Durante un suo recente incontro col pubblico, citando l’accademico Gianfranco Contini, lei ha evidenziato la profonda influenza di Francesco Petrarca, sino all’Ottocento, sulla cultura europea. Proprio il peso di Petrarca, tuttavia, ha forse spinto parte della critica a interpretare la letteratura con gli occhi dell’autore. Un aristocratico del suo tempo, che tende a considerate la cultura come qualcosa di elevato, esclusivo, separato dal popolo.
Petrarca aveva indubbiamente una visione aristocratica, per certi versi classista, della letteratura. La stessa lingua italiana, per secoli, è stata aristocratica e ha escluso il popolo. Pietro Bembo, e tutto il filone della successiva critica, hanno contribuito a dogmatizzare questa visione. Basti ricordare che i primi romanzi inglesi o spagnoli sono del Seicento. Il primo esempio italiano, I Promessi Sposi, è dell’Ottocento. Manzoni ebbe enormi difficoltà nel trovare una lingua universalmente accessibile. Non a caso riprese Dante che, pur contrario come Petrarca a una mercificazione della letteratura, voleva arrivare a tutti.

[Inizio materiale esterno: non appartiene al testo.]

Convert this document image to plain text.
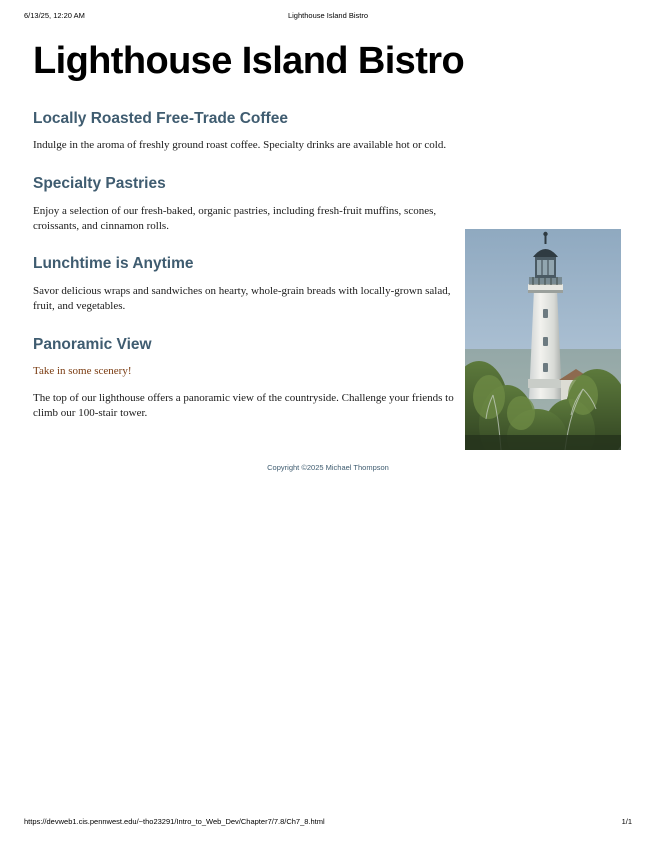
6/13/25, 12:20 AM	Lighthouse Island Bistro
Lighthouse Island Bistro
Locally Roasted Free-Trade Coffee

Indulge in the aroma of freshly ground roast coffee. Specialty drinks are available hot or cold.

Specialty Pastries

Enjoy a selection of our fresh-baked, organic pastries, including fresh-fruit muffins, scones, croissants, and cinnamon rolls.

Lunchtime is Anytime

Savor delicious wraps and sandwiches on hearty, whole-grain breads with locally-grown salad, fruit, and vegetables.

Panoramic View

Take in some scenery!

The top of our lighthouse offers a panoramic view of the countryside. Challenge your friends to climb our 100-stair tower.

Copyright ©2025 Michael Thompson
https://devweb1.cis.pennwest.edu/~tho23291/Intro_to_Web_Dev/Chapter7/7.8/Ch7_8.html	1/1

È chiaro che stiamo comunque generalizzando e questo processo avvenne non per colpa di Petrarca, ma nonostante Petrarca, che fu un intellettuale impegnato, oltre che un eccelso poeta. Tuttavia, è vero che, per come molti petrarchisti hanno lavorato, la “Linea Petrarca” possa aver contribuito a plasmare il modello di un intellettuale, ad esempio in ambito accademico, parzialmente distaccato dalla concretezza, autoreferenziale. Oggi, tuttavia, ritengo che la realtà sia più complessa.
In che modo?
A quel modello, pur ancora presente, oggi si affianca l’estremo opposto, che ha totalmente trasformato il ruolo dell’intellettuale. Un letterato talmente poco interessato a quel tipo di cultura elevata, o aristocratica, da essere totalmente integrato al mercato. Un intellettuale che, per timore di perdere popolarità, non dice più “la verità al principe”. Rinuncia a essere il tafano socratico che punge e pone domande scomode. A quel punto, ben venga un po’ di aristocrazia petrarchesca, se significa dimostrare senso critico. Più in generale, oggi viene a essere negato il dissenso. Non c’è dialettica, la proposta di un modello alternativo a quello dominante porta al rifiuto e all’insulto, anziché alla discussione che ne confuti, o confermi la validità. Ad esempio, oggi sembra diventato impossibile criticare la società di mercato. Eppure, è un tema attualissimo anche per chi, come me, pur riconoscendo la grande filosofica di Marx, non ha certo una formazione marxista.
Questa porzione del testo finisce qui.